Mending their ways are they? I think not. They have no respect for anything but the almighty dollar. And that should be a clue as to why Ben Edelman and Eric Howes are suggesting the following recommendations regarding this very tough nut to crack:
Zango’s Statements and the Need for Enforcement
In its November 3 press release, Zango claims its reforms are already in place. “Every consumer downloading Zango’s desktop advertising software sees a fully and conspicuously disclosed, plain-language notice and consent process,” Zango’s press release proclaims. This claim is exactly contrary to the numerous examples we present above. Zango further claims that it “has met or exceeded the key notice and consent standards detailed in the FTC consent order since at least January 1, 2006” — again contrary to our findings that nonconsensual and deceptive installations remain ongoing.
From the FTC’s press release and from recent statements of FTC commissioners and staff, it appears the FTC intends to send a tough message to makers of advertising software. We commend the FTC’s goal. The proposed settlement, if appropriately enforced, might send such a message. But we worry the FTC will send exactly the opposite message if it allows Zango to claim compliance without actually doing what the proposed settlement requires.
As a first step, we endorse CDT’s suggestion that the FTC require Zango to retract its claim of compliance with the proposed settlement. Zango’s statement is false, and the FTC should not stand by while Zango mischaracterizes its behavior vis-a-vis the proposed settlement.

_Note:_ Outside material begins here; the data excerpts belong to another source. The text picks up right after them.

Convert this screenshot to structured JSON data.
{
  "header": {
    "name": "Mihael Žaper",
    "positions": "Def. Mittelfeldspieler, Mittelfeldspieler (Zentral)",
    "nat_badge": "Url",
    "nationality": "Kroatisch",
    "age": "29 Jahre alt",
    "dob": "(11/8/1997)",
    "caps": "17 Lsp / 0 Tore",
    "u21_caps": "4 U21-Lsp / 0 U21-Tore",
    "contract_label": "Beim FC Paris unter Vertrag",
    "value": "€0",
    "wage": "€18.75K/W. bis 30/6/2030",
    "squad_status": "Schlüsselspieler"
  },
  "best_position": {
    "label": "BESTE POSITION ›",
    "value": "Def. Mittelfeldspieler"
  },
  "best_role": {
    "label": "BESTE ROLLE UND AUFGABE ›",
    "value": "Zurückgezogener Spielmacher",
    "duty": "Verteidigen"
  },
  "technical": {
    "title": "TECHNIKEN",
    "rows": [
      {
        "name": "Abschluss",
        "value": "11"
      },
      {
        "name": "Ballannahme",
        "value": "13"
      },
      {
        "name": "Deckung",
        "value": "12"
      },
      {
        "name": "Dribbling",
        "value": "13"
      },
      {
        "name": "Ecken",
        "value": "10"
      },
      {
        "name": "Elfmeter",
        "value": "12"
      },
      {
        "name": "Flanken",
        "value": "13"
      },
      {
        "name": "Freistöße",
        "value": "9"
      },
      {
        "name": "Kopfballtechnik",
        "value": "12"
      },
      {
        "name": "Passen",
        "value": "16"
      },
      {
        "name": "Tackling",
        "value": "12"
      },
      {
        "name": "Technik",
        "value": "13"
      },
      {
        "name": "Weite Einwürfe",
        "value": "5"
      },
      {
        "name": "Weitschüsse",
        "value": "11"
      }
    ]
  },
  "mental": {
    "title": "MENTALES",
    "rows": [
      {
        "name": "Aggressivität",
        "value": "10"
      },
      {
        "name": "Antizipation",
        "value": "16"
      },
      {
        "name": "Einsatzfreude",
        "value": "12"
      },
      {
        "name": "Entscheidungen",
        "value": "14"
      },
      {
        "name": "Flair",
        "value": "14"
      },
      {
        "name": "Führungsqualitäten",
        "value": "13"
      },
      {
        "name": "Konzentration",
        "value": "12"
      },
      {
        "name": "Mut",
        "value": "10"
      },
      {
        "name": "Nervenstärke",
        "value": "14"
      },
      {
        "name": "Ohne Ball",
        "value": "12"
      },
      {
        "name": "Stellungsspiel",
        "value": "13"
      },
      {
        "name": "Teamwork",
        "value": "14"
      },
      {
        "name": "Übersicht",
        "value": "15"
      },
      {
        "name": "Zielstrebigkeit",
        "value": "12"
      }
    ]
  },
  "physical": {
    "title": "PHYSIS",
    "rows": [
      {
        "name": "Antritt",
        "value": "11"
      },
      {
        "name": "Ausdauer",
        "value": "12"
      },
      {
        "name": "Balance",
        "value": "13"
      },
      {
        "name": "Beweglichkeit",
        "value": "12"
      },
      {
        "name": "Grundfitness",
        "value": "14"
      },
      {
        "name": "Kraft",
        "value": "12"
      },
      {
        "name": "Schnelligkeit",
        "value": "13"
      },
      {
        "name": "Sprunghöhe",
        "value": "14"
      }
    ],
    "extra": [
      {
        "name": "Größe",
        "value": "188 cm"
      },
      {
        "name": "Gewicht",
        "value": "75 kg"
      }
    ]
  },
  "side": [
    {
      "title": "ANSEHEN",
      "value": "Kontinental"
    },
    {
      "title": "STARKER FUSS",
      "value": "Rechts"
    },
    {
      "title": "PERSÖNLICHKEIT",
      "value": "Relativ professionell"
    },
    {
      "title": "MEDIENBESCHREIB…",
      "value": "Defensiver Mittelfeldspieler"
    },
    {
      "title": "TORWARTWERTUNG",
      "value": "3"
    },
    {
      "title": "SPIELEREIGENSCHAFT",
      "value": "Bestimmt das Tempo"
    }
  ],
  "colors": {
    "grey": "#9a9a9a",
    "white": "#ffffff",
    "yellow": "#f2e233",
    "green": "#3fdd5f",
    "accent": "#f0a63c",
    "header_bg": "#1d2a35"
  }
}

More broadly, we believe intensive ongoing monitoring will be required to assure that Zango actually complies with the settlement. We have spent 3+ years following Zango’s repeated promises of “reform,” and we have first-hand experience with the wide variety of techniques Zango and its partners have used to place software onto users’ PCs. Testing these methods requires more than black-letter contracts and agreements; it requires hands-on testing of actual infected PCs and the scores of diverse infection mechanisms Zango’s partners devise. To assure that Zango actually complies with the agreement, we think the FTC will need to allocate its investigatory resources accordingly. We’ve spent approximately roughly 10 hours on the investigations leading to the results above, and we’ve uncovered these examples as well as various others. With dozens or hundreds of hours, we think we could find many more surviving Zango installations in violation of the proposed settlement’s requirements. We think the FTC ought to find these installations, or require that Zango do so, and then ought to see that the associated files are entirely removed from the web.